This Facebook post—claiming to show the cost of different Brexit deals—has been shared almost 4,000 times.
Although this post was published in March 2019, it’s not a new claim. We first checked the same graphic back in July 2018.
It’s based on government analysis, produced in January 2018, of three fairly broad possible post-Brexit trade scenarios with the EU. The analysis compares how each deal might affect the economy.
Not only is this analysis now over a year old, the graphic’s reporting of it is highly misleading. For a start, the government report explicitly stated that it was based on hypothetical modelling and should not be used to make economic forecasts for each trade deal. This means it can’t be used—as the graphic does—to estimate the future size of GDP, or number of jobs.
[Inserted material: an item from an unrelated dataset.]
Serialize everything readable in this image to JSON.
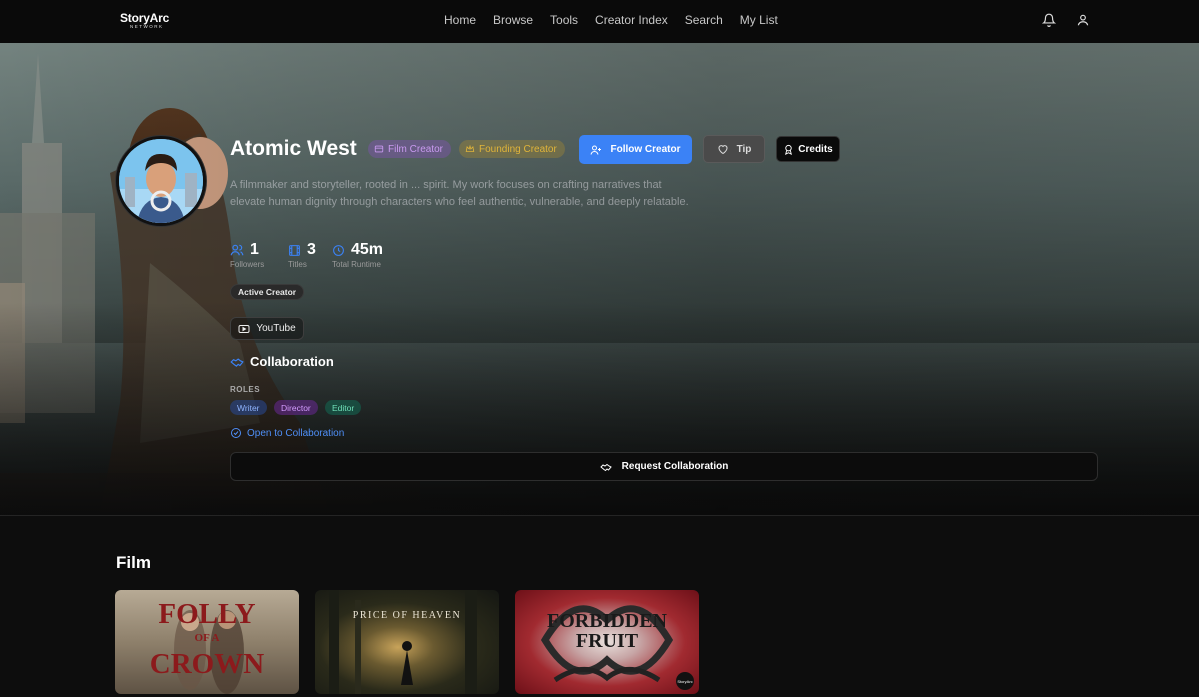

Even if we ignore this, most of the figures reported by the graphic were still incorrect. The GDP figures were roughly accurate at the time, but the phrasing may have been confusing—the government analysis still expected GDP to grow in each scenario, just more slowly. So “8% lower GDP” under “no deal” meant GDP would still have grown, but more slowly than on the Office for Budget Responsibility’s (OBR) latest economic forecasts at the time, over a fifteen year period.
The “less per year” figures were wrong, as they referred to how much less the economy might grow by over fifteen years, not every year. And there was no evidence for the estimated job losses they reported, in either the government analysis or wider research.